Frederick MacMonnies was one of the first American sculptors to recognize the potential market of the middle class. He copyrighted his works and then contracted with foundries to mass produce some of his figures such as Diana in smaller sizes.

MacMonnies was born in Brooklyn, New York, and was a child prodigy at carving stone. At age 18, he worked in the studio of Augustus Saint-Gaudens, and then persuaded him to become his assistant, keeping models damp and covered, running errands, and cleaning the studio. Evenings he studied at the Art Students League, Cooper Union, and the National Academy of Design.  

In Saint-Gaudens' studio, he met many of the wealthy people who shared Saint-Gaudens Beaux-Arts based ideas that art and architecture should be unified in order to create public art in America equal to that of classical antiquity or Renaissance Europe. Among the men that MacMonnies met through Saint-Gaudens who later furthered his career were architects Stanford White and Charles McKim and John LaFarge, decorator of mansions of the wealthy including the Vanderbilts.

After four years of study and work in New York, MacMonnies left for Paris, opting for the more modernist techniques he could learn there over the more traditional sculpture teaching in Rome.  One of his first teachers was Alexandre Falguiere, who had been an instructor of Saint-Gaudens and who injected a degree of contemporary realism into his classical figures. MacMonnies mingled with many upper class American expatriates and met his future wife, Mary Fairchild, a painter.   

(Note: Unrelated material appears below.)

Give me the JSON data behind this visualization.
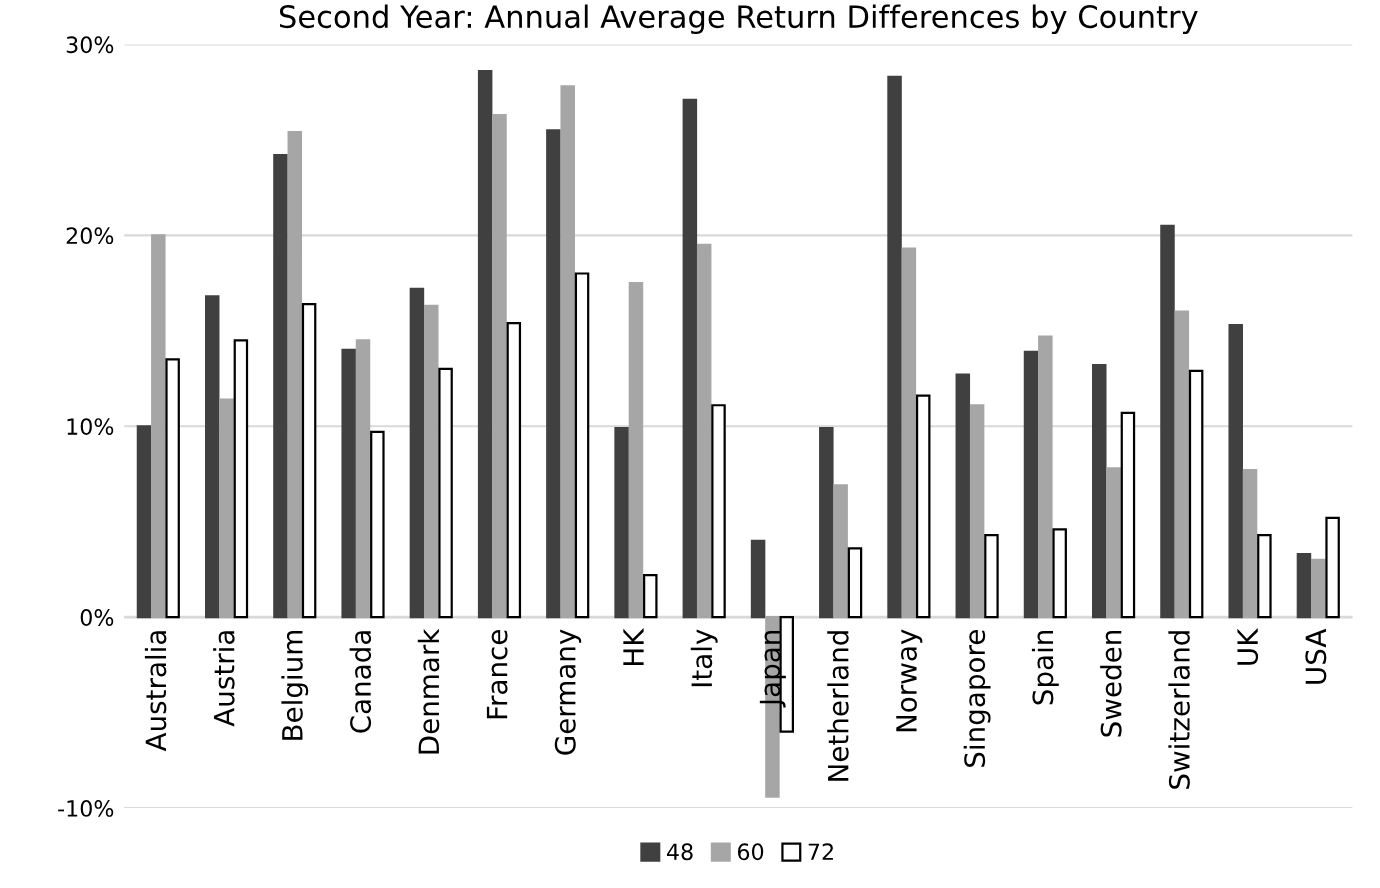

MacMonnies came home briefly to help Saint-Gaudens with a project and then gained admittance in Paris to the Ecole des Beaux Arts, where he did numerous classical figures inspired by the style of small bronzes of Renaissance Florence, Italy.

In 1889, he established his reputation with his sculpture of "Diana" at the Paris Salon. The execution of his nude sculpture was a challenge for a sculptor such as himself who strove for slim, well proportioned figures---the "aestheticizing of the nude". (Katz 12) In those days, most of the female models were poor peasants who were stocky with poor figures, distorted feet and often unbathed.  However, MacMonnies found Marie Caira as the model for his Diana figures, and she, from a professional family of models, had the figure and social stature that met his criteria.  

Although he chose to live in Paris, many of his public and private sculpture commissions in future years, with the help of Saint-Gaudens and also architect, Stanford White, were in the United States. 

At the recommendation of Saint-Gaudens, he successfully entered the "Nathan Hale" competition for City Hall Park in New York City and had work at the 1893 World's Fair Exposition in Chicago. His work titled The Barge of State, a thirty-eight figure extravaganza, made him nationally famous. A bronze Bacchante of a female nude in riotous abandon caused a lot of controversy including being banned in Boston, but the attention brought him even more work.


Sources:
Matthew Baigell, Dictionary of American Art
Wendy Katz, "Frederick MacMonnies", Sculpture from the Sheldon Memorial Art Gallery, Edited by Karen O. Janovy, pp. 10-12.